Decided On December 01, 1993
Smt. Vedwati Appellant
V/S
Rajvir Respondents

JUDGEMENT

(1.) This is defendants second appeal against the judgement and decree dated 29-11-1990 passed by Sri Yuvraj Singh Ken, Additional Commissioner, Moradabad Division, Moradabad in appeal No, 56 of 1989-90 arising out of the judgement and decree dated 30-4-1990 passed by Sri Ravindra Nath Tewari, S. D.O. Wajibabad, district Bijnor in a suit under Sec. 229-B of the U. P Zamindari Abolition and Land Reforms Act.

(2.) The facts of the case are that Rajvir Singh filed a declaratory suit under Sec. 229-B of the Act against Smt. Vedwati (hereinafter referred to as the appellant) setting forth his case that he was entitled to 1/2 share with transferable rights in plot No. 28/17-0-8 situate in village Harnathpur. Pergana and Tehsil Najibacad. This land was recorded in the name of Sukhram son of Nattha and Balram s/o Juhara, in the year 1388-92F. The allegation goes on that Sukhram executed a will in respect of his share in favour of the plaintiff Rajvir Singh in the face of an objection made by Jhabrey s/o Nattha Jhabrey subsequently accepted the will through a compromise as a consequence of this, an order was passed for expunging the name of the deceased Sukhram and recording the name of the plaintiff. But the name of Jhabrey was not expunged. Jhabrey executed a sale deed of his share in favour of the defendant Smt. Vedwati, wife of Balram. This gave rise to cause of action and filing of the suit for declaration of the plaintiffs co-tenancy along with the defendant No 2 Manoj Kumar. Smt. Vedwati contested the suit and filed written statement on 23-1-1989 pleading that the suit was barred by the principle of res judicata because no suit was filed in the lifetime of Jhabrey and that she was in possession over the land in dispute on the strength of a registered sale deed executed by Jhabrey. On the pleadings of the parties, the learned trial court framed 8 issues and decreed the suit. Aggrieved by this order, the defendant Smt Vedwati went in appeal before the Divisional Commissioner. The learned Additional Commissioner dismissed the appeal on 29-11-1990. Hence this second appeal.
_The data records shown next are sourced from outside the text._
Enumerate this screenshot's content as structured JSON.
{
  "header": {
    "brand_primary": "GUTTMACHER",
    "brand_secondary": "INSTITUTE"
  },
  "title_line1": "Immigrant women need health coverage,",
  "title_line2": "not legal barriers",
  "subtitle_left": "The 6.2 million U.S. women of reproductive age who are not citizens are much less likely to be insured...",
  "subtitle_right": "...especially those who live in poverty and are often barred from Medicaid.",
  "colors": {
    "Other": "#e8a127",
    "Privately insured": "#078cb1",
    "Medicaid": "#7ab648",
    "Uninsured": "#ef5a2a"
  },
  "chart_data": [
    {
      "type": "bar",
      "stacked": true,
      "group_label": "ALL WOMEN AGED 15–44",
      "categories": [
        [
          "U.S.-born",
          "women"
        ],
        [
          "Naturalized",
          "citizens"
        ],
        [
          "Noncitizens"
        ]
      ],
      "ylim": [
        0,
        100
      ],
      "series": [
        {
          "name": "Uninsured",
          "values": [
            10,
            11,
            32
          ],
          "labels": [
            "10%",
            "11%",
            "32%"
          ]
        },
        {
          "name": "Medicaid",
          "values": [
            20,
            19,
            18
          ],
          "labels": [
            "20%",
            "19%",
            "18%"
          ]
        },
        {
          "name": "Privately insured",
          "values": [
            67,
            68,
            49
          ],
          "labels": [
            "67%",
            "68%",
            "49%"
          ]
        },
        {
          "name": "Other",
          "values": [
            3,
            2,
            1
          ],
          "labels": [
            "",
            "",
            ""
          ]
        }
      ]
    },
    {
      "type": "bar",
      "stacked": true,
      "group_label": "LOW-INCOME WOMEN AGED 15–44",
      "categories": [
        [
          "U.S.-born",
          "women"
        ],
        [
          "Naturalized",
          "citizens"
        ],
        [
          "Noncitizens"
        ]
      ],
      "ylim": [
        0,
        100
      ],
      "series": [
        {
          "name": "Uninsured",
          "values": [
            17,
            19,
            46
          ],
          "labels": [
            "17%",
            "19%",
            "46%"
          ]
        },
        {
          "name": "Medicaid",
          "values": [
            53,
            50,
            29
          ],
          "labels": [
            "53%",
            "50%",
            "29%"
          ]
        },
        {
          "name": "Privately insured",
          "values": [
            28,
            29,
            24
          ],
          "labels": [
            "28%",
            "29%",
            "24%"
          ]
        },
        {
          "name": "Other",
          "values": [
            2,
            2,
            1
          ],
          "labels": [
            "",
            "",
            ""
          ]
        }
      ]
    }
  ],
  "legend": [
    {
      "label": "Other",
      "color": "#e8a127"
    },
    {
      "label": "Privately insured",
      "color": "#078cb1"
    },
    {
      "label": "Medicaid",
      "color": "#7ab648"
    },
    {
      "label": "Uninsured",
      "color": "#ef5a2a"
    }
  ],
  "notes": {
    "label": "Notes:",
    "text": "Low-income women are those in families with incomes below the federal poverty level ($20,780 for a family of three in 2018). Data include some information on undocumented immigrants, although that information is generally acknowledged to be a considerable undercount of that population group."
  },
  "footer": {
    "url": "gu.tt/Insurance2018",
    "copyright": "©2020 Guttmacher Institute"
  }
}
(3.) I have heard the learned counsel for the parties. Sri D. V. Jaiswal, learned counsel for the appellant has made four submissions. His first submission is that the plaintiff did not file any will and the suit was liable to be dismissed in the absence of the will. His second submission is that the can sent in the mutation case which is summary in nature, is not binding on the defendant. Reliance has been placed on 1979 RD 152 : 1984 RR 378 : 1982 RR Vol I 82 : 1976 RD Vol. II 185 and 183 WC 284. His third submission is that the suit was not maintainable because no application for appointment of guardian under Order XXXII was made. His last submission is that the suit is barred by Sec. 34 Specific Relief Act because the suit has been for declaration but there is no prayer for possession. The trial court has held that the plaintiff is in possession. The finding has not been upset by the learned Additional Commissioner. Reliance has been placed on 1972 RD 25 J (SC). Sri S. N. Singh, learned counsel for the respondent makes five submission. His first submission is that there is no question of taking possession because Jhabrey was recorded as co-tenant and the possession of one co-tenant is the possession of all. His second submission is that Jhabrey had no right to execute a sale deed. His third submission is that the compromise was moved by the appellant. At that time, the will was not disputed and so there is no question of any proof. According to Sri Singh, if the admission is on fact in mutation proceedings in respect of title, the admission will be binding. Reliance has been placed on 1979 AWC 299 and 302. His fourth submission is that it was not at all necessary for the appointment of guardian of Manoj because Smt. Vedwati was his natural guardian, and no relief was sought against Manoj. His last submission is that the concurrent findings given by the courts below are not to be disturbed in this second appeal.